Polynomial Division

Why Divide Polynomials?

From the factor theorem: if $x = 1$ is a root of $x^3 - 6x^2 + 11x - 6$, then $(x - 1)$ is a factor.

But what’s the other factor? We divide to find out:

$(x^3 - 6x^2 + 11x - 6) \div (x - 1) = \text{ ?}$

Long Division

Works just like long division with numbers.

The process:

1. Divide the leading terms: $x^3 \div x = x^2$
2. Multiply: $x^2 \times (x - 1) = x^3 - x^2$
3. Subtract and bring down
4. Repeat until done

Result:

$x^3 - 6x^2 + 11x - 6 = (x - 1)(x^2 - 5x + 6)$

Synthetic Division

A shortcut when dividing by $(x - r)$.

For $(x - 1)$, we use $r = 1$.

Setup: Write the coefficients of the dividend.

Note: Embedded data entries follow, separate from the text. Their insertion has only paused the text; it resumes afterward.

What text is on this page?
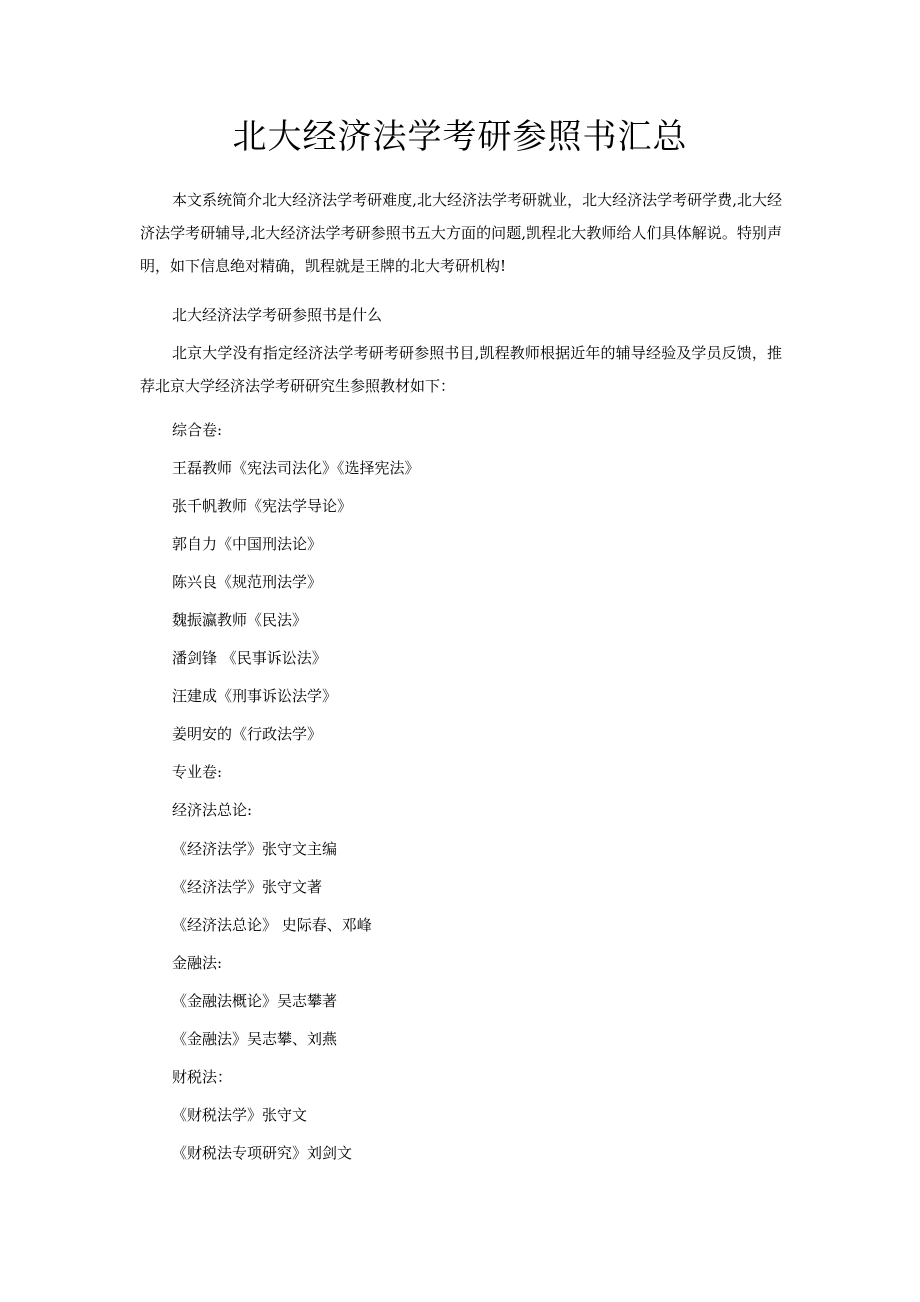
北大经济法学考研参照书汇总

本文系统简介北大经济法学考研难度,北大经济法学考研就业，北大经济法学考研学费,北大经济法学考研辅导,北大经济法学考研参照书五大方面的问题,凯程北大教师给人们具体解说。特别声明，如下信息绝对精确，凯程就是王牌的北大考研机构!

北大经济法学考研参照书是什么

北京大学没有指定经济法学考研考研参照书目,凯程教师根据近年的辅导经验及学员反馈，推荐北京大学经济法学考研研究生参照教材如下：

综合卷:

王磊教师《宪法司法化》《选择宪法》

张千帆教师《宪法学导论》

郭自力《中国刑法论》

陈兴良《规范刑法学》

魏振瀛教师《民法》

潘剑锋 《民事诉讼法》

汪建成《刑事诉讼法学》

姜明安的《行政法学》

专业卷:

经济法总论:

《经济法学》张守文主编

《经济法学》张守文著

《经济法总论》 史际春、邓峰

金融法:

《金融法概论》吴志攀著

《金融法》吴志攀、刘燕

财税法：

《财税法学》张守文

《财税法专项研究》刘剑文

$x^3 - 6x^2 + 11x - 6 \quad \rightarrow \quad 1, -6, 11, -6$

Process:

How it works:

1. Bring down the first coefficient: $1$
2. Multiply by $r$, add to next: $-6 + 1 = -5$
3. Multiply by $r$, add to next: $11 + (-5) = 6$
4. Multiply by $r$, add to next: $-6 + 6 = 0$ (remainder)

Reading the result:

Coefficients $1, -5, 6$ with remainder $0$

$\rightarrow \quad x^2 - 5x + 6 \quad \text{remainder } 0$

When to Use Each Method

Synthetic division is faster, but only works for linear divisors.